Con questo successo il Como è salito a 33 punti in classifica, in piena zona Champions League: “Vi assicuro che non la guardo mai. Uno dello staff oggi me l’ha detto e io ho risposto: basta. Non mi interessa, non è il nostro momento per discutere di questo obiettivo. Nessuno in società parla di questo”. Secondo il tecnico spagnolo sono altre squadre a dovere guardare la propria posizione: “Ad esempio Chivu deve parlare di vincere lo scudetto, con la squadra e la società che ha. Lo stesso vale per Juventus, Napoli e Milan. Noi no: vogliamo arrivarci, ma c’è un piano, c’è un processo”.
Grande protagonista della sfida con i nerazzurri è stato Douvikas, autore di una doppietta: “Sono molto contento per lui, fa un lavoro straordinario per la squadra. Ha iniziato la stagione giocando tantissimo: in Coppa Italia, con la Lazio ha segnato, ha giocato con Bologna, Genoa, Verona da titolare segnando ancora, e anche con il Sassuolo… Ha disputato molte partite. C’è concorrenza e noi vogliamo una squadra in cui ci siano rotazioni: senza Addai, Morata e Diao siamo un po’ in difficoltà, perché abbiamo pochi attaccanti per le prossime partite”.
“Però sono molto soddisfatto di Tasos: ha lo spirito giusto, la mentalità di voler migliorare continuamente, sia in allenamento, che rivedendosi i video, in palestra, nell’alimentazione e nel modo di chiedere consigli. A 26 anni ha ancora ampi margini di crescita” ha aggiunto l’allenatore biancoblù.

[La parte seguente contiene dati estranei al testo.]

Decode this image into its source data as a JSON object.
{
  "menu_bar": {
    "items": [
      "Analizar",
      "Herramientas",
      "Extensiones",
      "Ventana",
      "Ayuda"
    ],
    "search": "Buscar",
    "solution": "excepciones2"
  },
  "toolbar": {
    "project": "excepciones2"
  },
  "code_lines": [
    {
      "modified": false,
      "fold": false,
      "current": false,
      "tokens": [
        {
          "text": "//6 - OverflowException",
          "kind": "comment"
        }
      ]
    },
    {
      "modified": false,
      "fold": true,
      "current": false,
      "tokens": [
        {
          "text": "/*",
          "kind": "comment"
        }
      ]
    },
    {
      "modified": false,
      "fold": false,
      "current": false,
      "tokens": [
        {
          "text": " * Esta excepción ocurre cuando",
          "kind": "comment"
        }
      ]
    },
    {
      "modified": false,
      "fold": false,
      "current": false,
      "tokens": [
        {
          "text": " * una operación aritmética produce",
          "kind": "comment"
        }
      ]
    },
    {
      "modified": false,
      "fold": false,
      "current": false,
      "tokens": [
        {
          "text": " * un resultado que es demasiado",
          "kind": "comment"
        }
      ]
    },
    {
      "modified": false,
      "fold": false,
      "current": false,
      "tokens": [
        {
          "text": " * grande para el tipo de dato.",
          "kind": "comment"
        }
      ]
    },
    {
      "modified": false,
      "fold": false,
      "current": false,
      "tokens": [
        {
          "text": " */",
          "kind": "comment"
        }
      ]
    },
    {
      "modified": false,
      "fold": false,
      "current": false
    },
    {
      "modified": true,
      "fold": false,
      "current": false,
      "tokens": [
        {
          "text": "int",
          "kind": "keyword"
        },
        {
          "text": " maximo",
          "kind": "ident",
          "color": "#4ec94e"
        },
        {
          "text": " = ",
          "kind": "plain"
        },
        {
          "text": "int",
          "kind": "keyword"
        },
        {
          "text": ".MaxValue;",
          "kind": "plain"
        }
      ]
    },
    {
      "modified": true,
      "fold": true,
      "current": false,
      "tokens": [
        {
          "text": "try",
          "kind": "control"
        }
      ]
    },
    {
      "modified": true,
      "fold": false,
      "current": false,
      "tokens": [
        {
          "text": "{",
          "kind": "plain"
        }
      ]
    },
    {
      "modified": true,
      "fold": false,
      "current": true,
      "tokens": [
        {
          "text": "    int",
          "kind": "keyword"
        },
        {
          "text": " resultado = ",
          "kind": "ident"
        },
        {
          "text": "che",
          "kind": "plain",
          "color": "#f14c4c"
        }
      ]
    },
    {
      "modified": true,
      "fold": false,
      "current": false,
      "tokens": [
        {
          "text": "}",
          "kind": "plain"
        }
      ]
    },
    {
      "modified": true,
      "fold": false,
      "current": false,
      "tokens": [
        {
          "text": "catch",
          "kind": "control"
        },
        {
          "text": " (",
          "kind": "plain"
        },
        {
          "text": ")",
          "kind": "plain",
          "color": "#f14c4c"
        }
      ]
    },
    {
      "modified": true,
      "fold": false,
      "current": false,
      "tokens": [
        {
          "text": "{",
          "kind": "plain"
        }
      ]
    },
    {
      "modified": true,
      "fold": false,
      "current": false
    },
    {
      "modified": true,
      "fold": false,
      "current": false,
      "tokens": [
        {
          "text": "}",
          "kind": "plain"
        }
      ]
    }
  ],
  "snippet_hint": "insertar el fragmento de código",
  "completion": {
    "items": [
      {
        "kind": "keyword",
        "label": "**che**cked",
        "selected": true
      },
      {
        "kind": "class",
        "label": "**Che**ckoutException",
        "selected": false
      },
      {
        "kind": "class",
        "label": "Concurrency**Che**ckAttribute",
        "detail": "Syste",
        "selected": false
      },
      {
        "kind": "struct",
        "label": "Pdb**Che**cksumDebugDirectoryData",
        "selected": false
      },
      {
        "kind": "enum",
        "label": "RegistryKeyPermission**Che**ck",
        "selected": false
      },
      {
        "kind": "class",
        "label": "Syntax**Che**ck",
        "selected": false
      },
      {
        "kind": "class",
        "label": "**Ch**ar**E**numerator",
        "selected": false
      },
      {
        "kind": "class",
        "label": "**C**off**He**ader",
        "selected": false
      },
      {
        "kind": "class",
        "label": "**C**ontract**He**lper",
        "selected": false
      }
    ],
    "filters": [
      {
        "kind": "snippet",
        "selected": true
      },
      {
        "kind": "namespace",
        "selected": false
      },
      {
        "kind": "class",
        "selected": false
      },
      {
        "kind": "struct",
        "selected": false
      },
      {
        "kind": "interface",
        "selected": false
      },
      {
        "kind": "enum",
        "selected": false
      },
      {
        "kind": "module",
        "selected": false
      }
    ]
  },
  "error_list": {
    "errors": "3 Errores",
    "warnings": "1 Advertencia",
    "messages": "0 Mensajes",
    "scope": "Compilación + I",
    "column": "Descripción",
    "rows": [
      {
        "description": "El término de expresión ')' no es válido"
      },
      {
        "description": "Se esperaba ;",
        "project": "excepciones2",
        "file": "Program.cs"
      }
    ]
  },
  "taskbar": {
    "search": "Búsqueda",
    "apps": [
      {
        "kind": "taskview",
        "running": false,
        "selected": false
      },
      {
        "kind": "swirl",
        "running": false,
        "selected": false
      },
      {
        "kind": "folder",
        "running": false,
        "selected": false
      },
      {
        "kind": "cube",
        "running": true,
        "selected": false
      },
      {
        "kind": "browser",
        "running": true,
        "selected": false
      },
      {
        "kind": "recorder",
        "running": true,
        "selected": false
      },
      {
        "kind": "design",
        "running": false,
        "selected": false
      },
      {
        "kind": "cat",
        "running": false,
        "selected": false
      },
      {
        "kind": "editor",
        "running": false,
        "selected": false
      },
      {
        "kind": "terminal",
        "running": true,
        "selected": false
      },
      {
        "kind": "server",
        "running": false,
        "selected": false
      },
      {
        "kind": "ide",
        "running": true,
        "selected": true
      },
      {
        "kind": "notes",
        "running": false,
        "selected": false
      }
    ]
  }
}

“Più giovani italiani in rosa? Sono d’accordo, è un progetto che abbiamo per il futuro. Speriamo di riuscire a migliorarci: siamo in Italia e penso sia giusto che tanti giocatori italiani trovino spazio nel Como. Ne ho già parlato altre volte, è un obiettivo importante del club: speriamo di poter riprendere questa conversazione tra due-tre anni con prospettive diverse” ha concluso Fabregas.